Izu-Kōgen Station (伊豆高原駅, Izu-Kōgen-eki) is a railway station located in the eastern part of Itō, Shizuoka Prefecture, Japan operated by the private railroad company Izukyū Corporation.

==Lines==
Izu-Kōgen Station is served by the Izu Kyūkō Line, and is located 15.9 km from the starting point of the line at Itō Station and 32.8 km from Atami Station.

==Station layout==
The station has a side platform and an island platform serving three tracks, connected to the station building with a footbridge.
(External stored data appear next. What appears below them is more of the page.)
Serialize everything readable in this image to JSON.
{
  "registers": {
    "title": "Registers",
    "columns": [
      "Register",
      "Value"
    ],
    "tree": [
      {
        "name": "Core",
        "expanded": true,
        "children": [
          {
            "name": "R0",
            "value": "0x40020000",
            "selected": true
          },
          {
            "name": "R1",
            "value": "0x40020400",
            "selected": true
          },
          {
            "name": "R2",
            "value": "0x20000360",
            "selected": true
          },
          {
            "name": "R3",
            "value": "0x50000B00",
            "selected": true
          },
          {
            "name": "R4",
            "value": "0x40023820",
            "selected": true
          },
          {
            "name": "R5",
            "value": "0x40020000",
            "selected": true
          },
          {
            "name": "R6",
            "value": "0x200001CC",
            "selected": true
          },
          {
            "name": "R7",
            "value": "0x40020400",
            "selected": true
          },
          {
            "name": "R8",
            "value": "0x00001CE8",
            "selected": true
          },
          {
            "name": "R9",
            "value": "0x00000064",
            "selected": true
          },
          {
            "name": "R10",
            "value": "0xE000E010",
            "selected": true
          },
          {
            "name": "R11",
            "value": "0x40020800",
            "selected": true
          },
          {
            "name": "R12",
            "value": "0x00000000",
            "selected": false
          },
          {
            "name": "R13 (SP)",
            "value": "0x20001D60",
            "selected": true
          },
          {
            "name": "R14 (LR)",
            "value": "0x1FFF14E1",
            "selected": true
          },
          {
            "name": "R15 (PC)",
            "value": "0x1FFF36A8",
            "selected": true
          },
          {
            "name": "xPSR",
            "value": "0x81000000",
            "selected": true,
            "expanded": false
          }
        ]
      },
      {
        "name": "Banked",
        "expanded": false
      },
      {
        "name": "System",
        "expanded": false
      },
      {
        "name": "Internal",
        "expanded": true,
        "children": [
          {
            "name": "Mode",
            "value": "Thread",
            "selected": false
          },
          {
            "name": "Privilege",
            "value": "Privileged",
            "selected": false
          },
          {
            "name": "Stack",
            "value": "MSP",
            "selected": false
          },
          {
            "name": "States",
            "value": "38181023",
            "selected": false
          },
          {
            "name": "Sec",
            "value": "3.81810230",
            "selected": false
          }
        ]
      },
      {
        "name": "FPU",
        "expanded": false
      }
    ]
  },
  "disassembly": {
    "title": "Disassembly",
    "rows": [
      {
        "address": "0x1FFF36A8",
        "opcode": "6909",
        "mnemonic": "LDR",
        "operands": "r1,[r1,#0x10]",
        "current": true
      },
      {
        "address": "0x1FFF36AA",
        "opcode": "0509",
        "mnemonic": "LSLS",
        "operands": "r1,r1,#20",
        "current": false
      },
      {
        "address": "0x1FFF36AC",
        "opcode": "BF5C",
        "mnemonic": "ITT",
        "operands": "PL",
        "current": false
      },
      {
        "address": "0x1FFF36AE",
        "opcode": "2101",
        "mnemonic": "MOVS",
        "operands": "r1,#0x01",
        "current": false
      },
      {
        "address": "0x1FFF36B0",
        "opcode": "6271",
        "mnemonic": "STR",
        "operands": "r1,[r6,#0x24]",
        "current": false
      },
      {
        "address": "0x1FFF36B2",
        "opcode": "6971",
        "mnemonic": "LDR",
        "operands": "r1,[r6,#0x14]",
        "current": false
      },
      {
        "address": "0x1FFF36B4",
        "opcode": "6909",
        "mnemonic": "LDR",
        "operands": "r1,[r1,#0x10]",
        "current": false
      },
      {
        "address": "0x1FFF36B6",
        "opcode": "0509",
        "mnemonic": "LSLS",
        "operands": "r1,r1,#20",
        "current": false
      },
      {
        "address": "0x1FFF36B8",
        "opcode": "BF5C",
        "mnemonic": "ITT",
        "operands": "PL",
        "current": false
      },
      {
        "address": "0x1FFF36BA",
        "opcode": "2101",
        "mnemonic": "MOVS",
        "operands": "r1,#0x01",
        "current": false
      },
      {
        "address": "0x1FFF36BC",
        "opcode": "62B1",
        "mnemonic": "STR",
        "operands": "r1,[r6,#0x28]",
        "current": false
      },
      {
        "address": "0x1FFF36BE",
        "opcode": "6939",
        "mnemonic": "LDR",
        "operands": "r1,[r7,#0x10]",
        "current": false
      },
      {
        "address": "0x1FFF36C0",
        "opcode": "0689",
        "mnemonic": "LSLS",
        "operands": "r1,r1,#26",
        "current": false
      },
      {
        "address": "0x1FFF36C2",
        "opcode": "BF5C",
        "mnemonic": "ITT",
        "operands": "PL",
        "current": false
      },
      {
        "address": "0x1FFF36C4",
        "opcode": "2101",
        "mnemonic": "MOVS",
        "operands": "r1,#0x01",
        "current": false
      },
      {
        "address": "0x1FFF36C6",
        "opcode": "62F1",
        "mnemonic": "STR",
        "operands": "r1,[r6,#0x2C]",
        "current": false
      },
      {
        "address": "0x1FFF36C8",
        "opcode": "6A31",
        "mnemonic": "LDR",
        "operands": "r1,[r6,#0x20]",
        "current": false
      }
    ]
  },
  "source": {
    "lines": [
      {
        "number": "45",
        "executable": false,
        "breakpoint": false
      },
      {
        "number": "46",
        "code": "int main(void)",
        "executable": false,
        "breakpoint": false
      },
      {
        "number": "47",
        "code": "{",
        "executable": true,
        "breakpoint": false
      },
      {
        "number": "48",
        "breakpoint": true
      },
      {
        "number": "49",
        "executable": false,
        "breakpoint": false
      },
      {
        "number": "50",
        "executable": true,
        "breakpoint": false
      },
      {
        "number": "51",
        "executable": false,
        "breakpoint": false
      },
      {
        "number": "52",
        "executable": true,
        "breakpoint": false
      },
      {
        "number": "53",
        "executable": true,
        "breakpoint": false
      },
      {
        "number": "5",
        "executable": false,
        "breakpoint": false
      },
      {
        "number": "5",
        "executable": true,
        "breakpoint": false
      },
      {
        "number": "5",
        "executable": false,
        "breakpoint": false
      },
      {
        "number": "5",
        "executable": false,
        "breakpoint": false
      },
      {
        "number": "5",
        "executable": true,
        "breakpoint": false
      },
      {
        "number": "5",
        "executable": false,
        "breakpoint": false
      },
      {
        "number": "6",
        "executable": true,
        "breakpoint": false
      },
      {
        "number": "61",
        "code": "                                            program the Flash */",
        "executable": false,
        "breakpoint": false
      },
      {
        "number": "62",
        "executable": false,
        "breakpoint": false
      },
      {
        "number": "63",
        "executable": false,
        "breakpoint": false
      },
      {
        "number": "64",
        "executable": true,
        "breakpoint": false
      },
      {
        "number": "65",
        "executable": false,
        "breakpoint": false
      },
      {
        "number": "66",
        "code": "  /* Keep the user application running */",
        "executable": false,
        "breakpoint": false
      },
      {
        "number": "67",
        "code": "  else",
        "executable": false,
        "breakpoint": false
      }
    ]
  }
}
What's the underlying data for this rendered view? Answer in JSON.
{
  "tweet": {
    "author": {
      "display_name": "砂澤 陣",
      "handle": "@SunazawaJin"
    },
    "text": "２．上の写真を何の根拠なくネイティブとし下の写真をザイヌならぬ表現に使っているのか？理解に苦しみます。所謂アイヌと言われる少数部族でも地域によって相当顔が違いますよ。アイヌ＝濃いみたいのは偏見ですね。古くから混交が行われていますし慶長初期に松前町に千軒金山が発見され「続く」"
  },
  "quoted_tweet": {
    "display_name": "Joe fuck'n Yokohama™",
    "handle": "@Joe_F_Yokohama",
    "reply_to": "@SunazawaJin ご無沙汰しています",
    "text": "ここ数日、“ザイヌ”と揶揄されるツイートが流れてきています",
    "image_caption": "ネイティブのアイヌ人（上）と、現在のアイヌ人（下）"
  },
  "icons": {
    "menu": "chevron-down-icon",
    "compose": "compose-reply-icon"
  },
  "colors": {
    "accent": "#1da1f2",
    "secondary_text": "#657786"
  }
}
The station is staffed.

===Platforms===

| 1 | ■ Izu Kyūkō Line | for Izu-Atagawa, Izu-Inatori, Kawazu, and Izukyū Shimoda |
| 2 | ■ Izu Kyūkō Line | for Izu-Atagawa, Izu-Inatori, Kawazu, and Izukyū Shimoda for Itō, Atami, Yokohama, and Tokyo |
| 3 | ■ Izu Kyūkō Line | for Itō, Atami, Yokohama, and Tokyo |

==Adjacent stations==

| « |  | Service | » |  |
Izu Kyūkō Line
| Itō |  | Limited Express | Izu-Atagawa |  |
| Jōgasaki-Kaigan |  | Local | Izu-Ōkawa |  |

== History ==
Izu-Kōgen Station opened on December 10, 1961. The station is used to serve the people living in the nearby suburban homes, and it became a known major resort.

==Passenger statistics==
In the fiscal year of 2017, the station was used by an average of 1516 passengers daily (boarding passengers only).

== In popular culture ==
Izu-Kōgen Station was featured on Episodes 4 & 5 on Season 12 (Hide + Seek: Japan) of the YouTube show Jet Lag: The Game, when hider Ben Doyle hid at the station and achieved a record score of 13 hours and 9 minutes.